AI scrapers are increasingly facing hostile online environments as data sources dry up.
Crawling for data, also known as scraping, previously meant vast troves of text, images, and videos could be pulled from the internet without too much trouble. AI models could be trained on the seemingly infinite source but that is no longer the case.
A study from AI research thinktank Data Provenance Initiative, named “Consent In Crisis” has found a hostile environment now awaits website scrapers, especially those for the development of generative AI.
Researchers probed the domains utilized in three of the most important datasets used for training AI models and that data is now more restricted than ever.

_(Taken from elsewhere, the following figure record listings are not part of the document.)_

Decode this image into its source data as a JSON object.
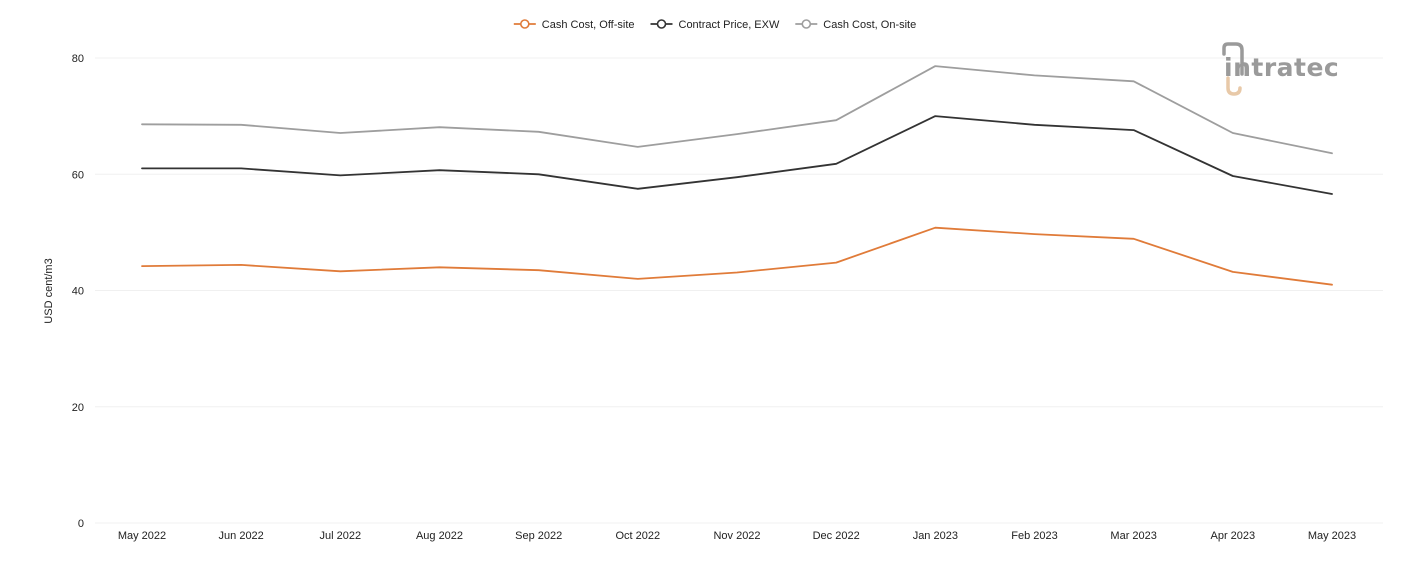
{
  "chart_data": {
    "type": "line",
    "title": "",
    "xlabel": "",
    "ylabel": "USD cent/m3",
    "ylim": [
      0,
      80
    ],
    "yticks": [
      0,
      20,
      40,
      60,
      80
    ],
    "grid": true,
    "legend_position": "top-center",
    "categories": [
      "May 2022",
      "Jun 2022",
      "Jul 2022",
      "Aug 2022",
      "Sep 2022",
      "Oct 2022",
      "Nov 2022",
      "Dec 2022",
      "Jan 2023",
      "Feb 2023",
      "Mar 2023",
      "Apr 2023",
      "May 2023"
    ],
    "series": [
      {
        "name": "Cash Cost, Off-site",
        "color": "#e07b39",
        "values": [
          44.2,
          44.4,
          43.3,
          44.0,
          43.5,
          42.0,
          43.1,
          44.8,
          50.8,
          49.7,
          48.9,
          43.2,
          41.0
        ]
      },
      {
        "name": "Contract Price, EXW",
        "color": "#333333",
        "values": [
          61.0,
          61.0,
          59.8,
          60.7,
          60.0,
          57.5,
          59.5,
          61.8,
          70.0,
          68.5,
          67.6,
          59.7,
          56.6
        ]
      },
      {
        "name": "Cash Cost, On-site",
        "color": "#9e9e9e",
        "values": [
          68.6,
          68.5,
          67.1,
          68.1,
          67.3,
          64.7,
          66.9,
          69.3,
          78.6,
          77.0,
          76.0,
          67.1,
          63.6
        ]
      }
    ]
  },
  "branding": {
    "logo_text": "intratec",
    "logo_color": "#9a9a9a",
    "logo_accent_color": "#e8c9a8"
  }
}
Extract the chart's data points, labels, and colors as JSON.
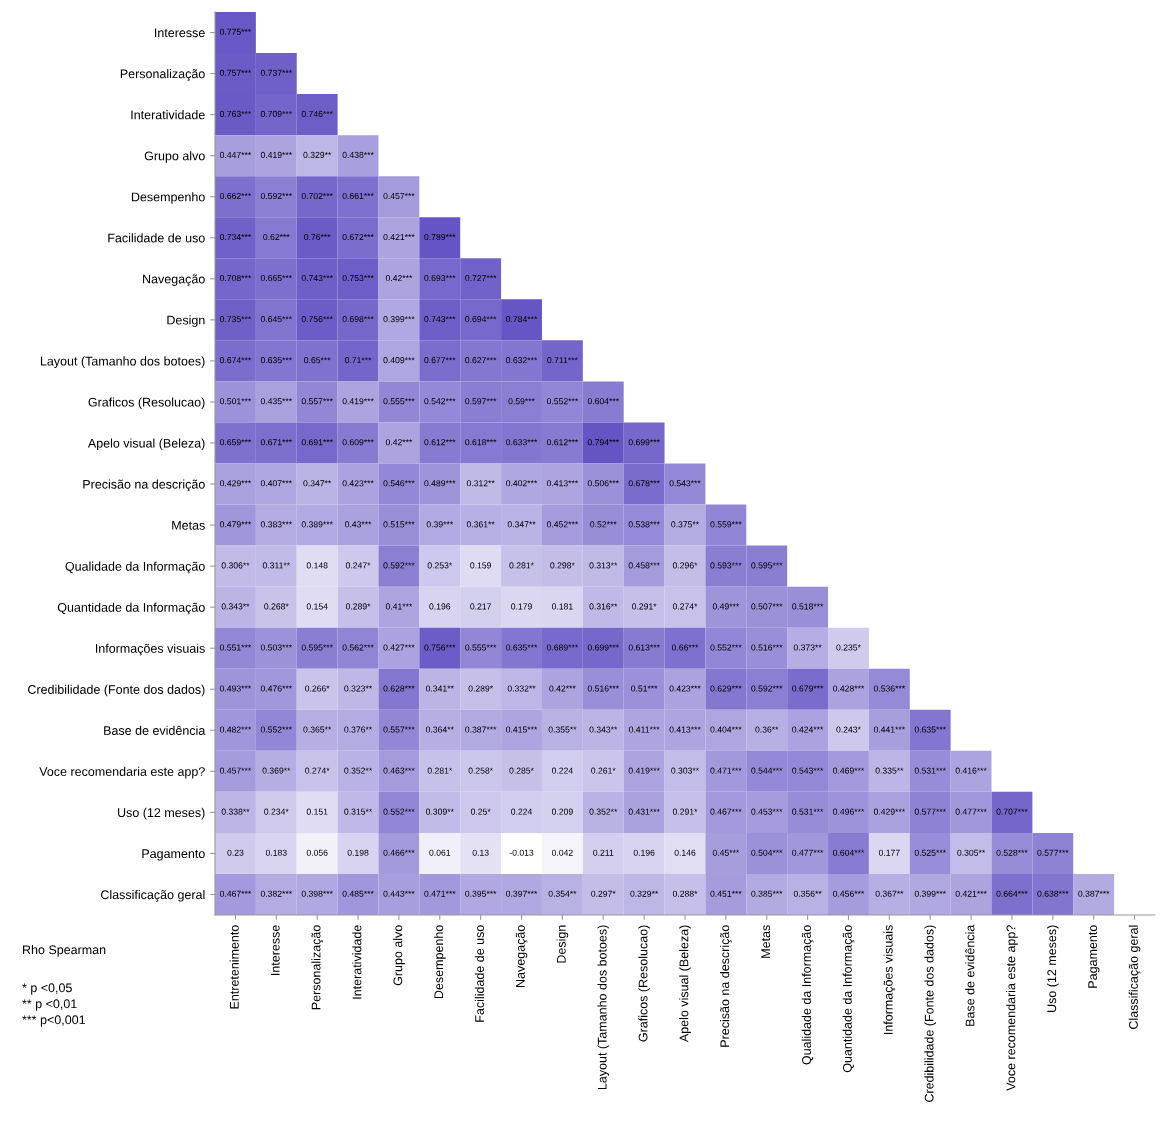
{
  "chart_data": {
    "type": "heatmap",
    "categories": [
      "Entretenimento",
      "Interesse",
      "Personalização",
      "Interatividade",
      "Grupo alvo",
      "Desempenho",
      "Facilidade de uso",
      "Navegação",
      "Design",
      "Layout (Tamanho dos botoes)",
      "Graficos (Resolucao)",
      "Apelo visual (Beleza)",
      "Precisão na descrição",
      "Metas",
      "Qualidade da Informação",
      "Quantidade da Informação",
      "Informações visuais",
      "Credibilidade (Fonte dos dados)",
      "Base de evidência",
      "Voce recomendaria este app?",
      "Uso (12 meses)",
      "Pagamento",
      "Classificação geral"
    ],
    "y_categories": [
      "Interesse",
      "Personalização",
      "Interatividade",
      "Grupo alvo",
      "Desempenho",
      "Facilidade de uso",
      "Navegação",
      "Design",
      "Layout (Tamanho dos botoes)",
      "Graficos (Resolucao)",
      "Apelo visual (Beleza)",
      "Precisão na descrição",
      "Metas",
      "Qualidade da Informação",
      "Quantidade da Informação",
      "Informações visuais",
      "Credibilidade (Fonte dos dados)",
      "Base de evidência",
      "Voce recomendaria este app?",
      "Uso (12 meses)",
      "Pagamento",
      "Classificação geral"
    ],
    "colors": [
      "#ffffff",
      "#6454c4"
    ],
    "cells": [
      [
        0.775,
        null,
        null,
        null,
        null,
        null,
        null,
        null,
        null,
        null,
        null,
        null,
        null,
        null,
        null,
        null,
        null,
        null,
        null,
        null,
        null,
        null,
        null
      ],
      [
        0.757,
        0.737,
        null,
        null,
        null,
        null,
        null,
        null,
        null,
        null,
        null,
        null,
        null,
        null,
        null,
        null,
        null,
        null,
        null,
        null,
        null,
        null,
        null
      ],
      [
        0.763,
        0.709,
        0.746,
        null,
        null,
        null,
        null,
        null,
        null,
        null,
        null,
        null,
        null,
        null,
        null,
        null,
        null,
        null,
        null,
        null,
        null,
        null,
        null
      ],
      [
        0.447,
        0.419,
        0.329,
        0.438,
        null,
        null,
        null,
        null,
        null,
        null,
        null,
        null,
        null,
        null,
        null,
        null,
        null,
        null,
        null,
        null,
        null,
        null,
        null
      ],
      [
        0.662,
        0.592,
        0.702,
        0.661,
        0.457,
        null,
        null,
        null,
        null,
        null,
        null,
        null,
        null,
        null,
        null,
        null,
        null,
        null,
        null,
        null,
        null,
        null,
        null
      ],
      [
        0.734,
        0.62,
        0.76,
        0.672,
        0.421,
        0.789,
        null,
        null,
        null,
        null,
        null,
        null,
        null,
        null,
        null,
        null,
        null,
        null,
        null,
        null,
        null,
        null,
        null
      ],
      [
        0.708,
        0.665,
        0.743,
        0.753,
        0.42,
        0.693,
        0.727,
        null,
        null,
        null,
        null,
        null,
        null,
        null,
        null,
        null,
        null,
        null,
        null,
        null,
        null,
        null,
        null
      ],
      [
        0.735,
        0.645,
        0.756,
        0.698,
        0.399,
        0.743,
        0.694,
        0.784,
        null,
        null,
        null,
        null,
        null,
        null,
        null,
        null,
        null,
        null,
        null,
        null,
        null,
        null,
        null
      ],
      [
        0.674,
        0.635,
        0.65,
        0.71,
        0.409,
        0.677,
        0.627,
        0.632,
        0.711,
        null,
        null,
        null,
        null,
        null,
        null,
        null,
        null,
        null,
        null,
        null,
        null,
        null,
        null
      ],
      [
        0.501,
        0.435,
        0.557,
        0.419,
        0.555,
        0.542,
        0.597,
        0.59,
        0.552,
        0.604,
        null,
        null,
        null,
        null,
        null,
        null,
        null,
        null,
        null,
        null,
        null,
        null,
        null
      ],
      [
        0.659,
        0.671,
        0.691,
        0.609,
        0.42,
        0.612,
        0.618,
        0.633,
        0.612,
        0.794,
        0.699,
        null,
        null,
        null,
        null,
        null,
        null,
        null,
        null,
        null,
        null,
        null,
        null
      ],
      [
        0.429,
        0.407,
        0.347,
        0.423,
        0.546,
        0.489,
        0.312,
        0.402,
        0.413,
        0.506,
        0.678,
        0.543,
        null,
        null,
        null,
        null,
        null,
        null,
        null,
        null,
        null,
        null,
        null
      ],
      [
        0.479,
        0.383,
        0.389,
        0.43,
        0.515,
        0.39,
        0.361,
        0.347,
        0.452,
        0.52,
        0.538,
        0.375,
        0.559,
        null,
        null,
        null,
        null,
        null,
        null,
        null,
        null,
        null,
        null
      ],
      [
        0.306,
        0.311,
        0.148,
        0.247,
        0.592,
        0.253,
        0.159,
        0.281,
        0.298,
        0.313,
        0.458,
        0.296,
        0.593,
        0.595,
        null,
        null,
        null,
        null,
        null,
        null,
        null,
        null,
        null
      ],
      [
        0.343,
        0.268,
        0.154,
        0.289,
        0.41,
        0.196,
        0.217,
        0.179,
        0.181,
        0.316,
        0.291,
        0.274,
        0.49,
        0.507,
        0.518,
        null,
        null,
        null,
        null,
        null,
        null,
        null,
        null
      ],
      [
        0.551,
        0.503,
        0.595,
        0.562,
        0.427,
        0.756,
        0.555,
        0.635,
        0.689,
        0.699,
        0.613,
        0.66,
        0.552,
        0.516,
        0.373,
        0.235,
        null,
        null,
        null,
        null,
        null,
        null,
        null
      ],
      [
        0.493,
        0.476,
        0.266,
        0.323,
        0.628,
        0.341,
        0.289,
        0.332,
        0.42,
        0.516,
        0.51,
        0.423,
        0.629,
        0.592,
        0.679,
        0.428,
        0.536,
        null,
        null,
        null,
        null,
        null,
        null
      ],
      [
        0.482,
        0.552,
        0.365,
        0.376,
        0.557,
        0.364,
        0.387,
        0.415,
        0.355,
        0.343,
        0.411,
        0.413,
        0.404,
        0.36,
        0.424,
        0.243,
        0.441,
        0.635,
        null,
        null,
        null,
        null,
        null
      ],
      [
        0.457,
        0.369,
        0.274,
        0.352,
        0.463,
        0.281,
        0.258,
        0.285,
        0.224,
        0.261,
        0.419,
        0.303,
        0.471,
        0.544,
        0.543,
        0.469,
        0.335,
        0.531,
        0.416,
        null,
        null,
        null,
        null
      ],
      [
        0.338,
        0.234,
        0.151,
        0.315,
        0.552,
        0.309,
        0.25,
        0.224,
        0.209,
        0.352,
        0.431,
        0.291,
        0.467,
        0.453,
        0.531,
        0.496,
        0.429,
        0.577,
        0.477,
        0.707,
        null,
        null,
        null
      ],
      [
        0.23,
        0.183,
        0.056,
        0.198,
        0.466,
        0.061,
        0.13,
        -0.013,
        0.042,
        0.211,
        0.196,
        0.146,
        0.45,
        0.504,
        0.477,
        0.604,
        0.177,
        0.525,
        0.305,
        0.528,
        0.577,
        null,
        null
      ],
      [
        0.467,
        0.382,
        0.398,
        0.485,
        0.443,
        0.471,
        0.395,
        0.397,
        0.354,
        0.297,
        0.329,
        0.288,
        0.451,
        0.385,
        0.356,
        0.456,
        0.367,
        0.399,
        0.421,
        0.664,
        0.638,
        0.387,
        null
      ]
    ],
    "cell_labels": [
      [
        "0.775***",
        null,
        null,
        null,
        null,
        null,
        null,
        null,
        null,
        null,
        null,
        null,
        null,
        null,
        null,
        null,
        null,
        null,
        null,
        null,
        null,
        null,
        null
      ],
      [
        "0.757***",
        "0.737***",
        null,
        null,
        null,
        null,
        null,
        null,
        null,
        null,
        null,
        null,
        null,
        null,
        null,
        null,
        null,
        null,
        null,
        null,
        null,
        null,
        null
      ],
      [
        "0.763***",
        "0.709***",
        "0.746***",
        null,
        null,
        null,
        null,
        null,
        null,
        null,
        null,
        null,
        null,
        null,
        null,
        null,
        null,
        null,
        null,
        null,
        null,
        null,
        null
      ],
      [
        "0.447***",
        "0.419***",
        "0.329**",
        "0.438***",
        null,
        null,
        null,
        null,
        null,
        null,
        null,
        null,
        null,
        null,
        null,
        null,
        null,
        null,
        null,
        null,
        null,
        null,
        null
      ],
      [
        "0.662***",
        "0.592***",
        "0.702***",
        "0.661***",
        "0.457***",
        null,
        null,
        null,
        null,
        null,
        null,
        null,
        null,
        null,
        null,
        null,
        null,
        null,
        null,
        null,
        null,
        null,
        null
      ],
      [
        "0.734***",
        "0.62***",
        "0.76***",
        "0.672***",
        "0.421***",
        "0.789***",
        null,
        null,
        null,
        null,
        null,
        null,
        null,
        null,
        null,
        null,
        null,
        null,
        null,
        null,
        null,
        null,
        null
      ],
      [
        "0.708***",
        "0.665***",
        "0.743***",
        "0.753***",
        "0.42***",
        "0.693***",
        "0.727***",
        null,
        null,
        null,
        null,
        null,
        null,
        null,
        null,
        null,
        null,
        null,
        null,
        null,
        null,
        null,
        null
      ],
      [
        "0.735***",
        "0.645***",
        "0.756***",
        "0.698***",
        "0.399***",
        "0.743***",
        "0.694***",
        "0.784***",
        null,
        null,
        null,
        null,
        null,
        null,
        null,
        null,
        null,
        null,
        null,
        null,
        null,
        null,
        null
      ],
      [
        "0.674***",
        "0.635***",
        "0.65***",
        "0.71***",
        "0.409***",
        "0.677***",
        "0.627***",
        "0.632***",
        "0.711***",
        null,
        null,
        null,
        null,
        null,
        null,
        null,
        null,
        null,
        null,
        null,
        null,
        null,
        null
      ],
      [
        "0.501***",
        "0.435***",
        "0.557***",
        "0.419***",
        "0.555***",
        "0.542***",
        "0.597***",
        "0.59***",
        "0.552***",
        "0.604***",
        null,
        null,
        null,
        null,
        null,
        null,
        null,
        null,
        null,
        null,
        null,
        null,
        null
      ],
      [
        "0.659***",
        "0.671***",
        "0.691***",
        "0.609***",
        "0.42***",
        "0.612***",
        "0.618***",
        "0.633***",
        "0.612***",
        "0.794***",
        "0.699***",
        null,
        null,
        null,
        null,
        null,
        null,
        null,
        null,
        null,
        null,
        null,
        null
      ],
      [
        "0.429***",
        "0.407***",
        "0.347**",
        "0.423***",
        "0.546***",
        "0.489***",
        "0.312**",
        "0.402***",
        "0.413***",
        "0.506***",
        "0.678***",
        "0.543***",
        null,
        null,
        null,
        null,
        null,
        null,
        null,
        null,
        null,
        null,
        null
      ],
      [
        "0.479***",
        "0.383***",
        "0.389***",
        "0.43***",
        "0.515***",
        "0.39***",
        "0.361**",
        "0.347**",
        "0.452***",
        "0.52***",
        "0.538***",
        "0.375**",
        "0.559***",
        null,
        null,
        null,
        null,
        null,
        null,
        null,
        null,
        null,
        null
      ],
      [
        "0.306**",
        "0.311**",
        "0.148",
        "0.247*",
        "0.592***",
        "0.253*",
        "0.159",
        "0.281*",
        "0.298*",
        "0.313**",
        "0.458***",
        "0.296*",
        "0.593***",
        "0.595***",
        null,
        null,
        null,
        null,
        null,
        null,
        null,
        null,
        null
      ],
      [
        "0.343**",
        "0.268*",
        "0.154",
        "0.289*",
        "0.41***",
        "0.196",
        "0.217",
        "0.179",
        "0.181",
        "0.316**",
        "0.291*",
        "0.274*",
        "0.49***",
        "0.507***",
        "0.518***",
        null,
        null,
        null,
        null,
        null,
        null,
        null,
        null
      ],
      [
        "0.551***",
        "0.503***",
        "0.595***",
        "0.562***",
        "0.427***",
        "0.756***",
        "0.555***",
        "0.635***",
        "0.689***",
        "0.699***",
        "0.613***",
        "0.66***",
        "0.552***",
        "0.516***",
        "0.373**",
        "0.235*",
        null,
        null,
        null,
        null,
        null,
        null,
        null
      ],
      [
        "0.493***",
        "0.476***",
        "0.266*",
        "0.323**",
        "0.628***",
        "0.341**",
        "0.289*",
        "0.332**",
        "0.42***",
        "0.516***",
        "0.51***",
        "0.423***",
        "0.629***",
        "0.592***",
        "0.679***",
        "0.428***",
        "0.536***",
        null,
        null,
        null,
        null,
        null,
        null
      ],
      [
        "0.482***",
        "0.552***",
        "0.365**",
        "0.376**",
        "0.557***",
        "0.364**",
        "0.387***",
        "0.415***",
        "0.355**",
        "0.343**",
        "0.411***",
        "0.413***",
        "0.404***",
        "0.36**",
        "0.424***",
        "0.243*",
        "0.441***",
        "0.635***",
        null,
        null,
        null,
        null,
        null
      ],
      [
        "0.457***",
        "0.369**",
        "0.274*",
        "0.352**",
        "0.463***",
        "0.281*",
        "0.258*",
        "0.285*",
        "0.224",
        "0.261*",
        "0.419***",
        "0.303**",
        "0.471***",
        "0.544***",
        "0.543***",
        "0.469***",
        "0.335**",
        "0.531***",
        "0.416***",
        null,
        null,
        null,
        null
      ],
      [
        "0.338**",
        "0.234*",
        "0.151",
        "0.315**",
        "0.552***",
        "0.309**",
        "0.25*",
        "0.224",
        "0.209",
        "0.352**",
        "0.431***",
        "0.291*",
        "0.467***",
        "0.453***",
        "0.531***",
        "0.496***",
        "0.429***",
        "0.577***",
        "0.477***",
        "0.707***",
        null,
        null,
        null
      ],
      [
        "0.23",
        "0.183",
        "0.056",
        "0.198",
        "0.466***",
        "0.061",
        "0.13",
        "-0.013",
        "0.042",
        "0.211",
        "0.196",
        "0.146",
        "0.45***",
        "0.504***",
        "0.477***",
        "0.604***",
        "0.177",
        "0.525***",
        "0.305**",
        "0.528***",
        "0.577***",
        null,
        null
      ],
      [
        "0.467***",
        "0.382***",
        "0.398***",
        "0.485***",
        "0.443***",
        "0.471***",
        "0.395***",
        "0.397***",
        "0.354**",
        "0.297*",
        "0.329**",
        "0.288*",
        "0.451***",
        "0.385***",
        "0.356**",
        "0.456***",
        "0.367**",
        "0.399***",
        "0.421***",
        "0.664***",
        "0.638***",
        "0.387***",
        null
      ]
    ],
    "annotations": [
      "Rho Spearman",
      "* p <0,05",
      "** p <0,01",
      "*** p<0,001"
    ]
  }
}
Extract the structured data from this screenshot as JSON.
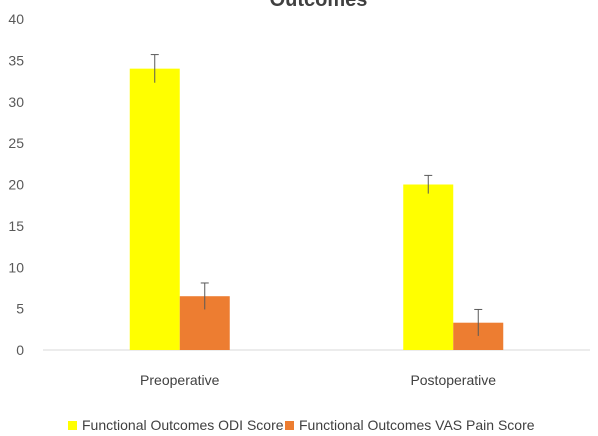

14,000 web domains were assessed with the discovery of an “emerging crisis in consent” as online publishers have reacted to the presence of crawlers and the harvest of data. The researchers outlined in the three data sets – known as C4, RefinedWeb, and Dolman – that around 5% of all data, and 25% of content from the best sources had enforced restrictions.
In particular, OpenAI’s GPTBot and Google-Extended crawlers provoked a reaction from websites to change their robot.txt restrictions. The study found between 20 and 33 percent of the top web domains have introduced extensive restrictions on scrapers, compared to a much lesser figure at the start of last year.
Hard crawls resulting in full bans
Over the whole base of domains, 5-7% have enforced restrictions, up from just 1% across the same period.
It was noted that many websites had changed their terms of service to completely prohibit crawling and lifting content for use in generative AI, but not to the extent of the restrictions on robot.txt.
AI companies have possibly wasted time and resources due to excessive crawling that was likely not required. The researchers showed that while around 40% of the top sites used across the three datasets were related to news, over 30% of ChatGPT inquiries were for creative writing, compared to just 1% that featured news.
Other notable requests included translation, coding help, and sexual roleplay.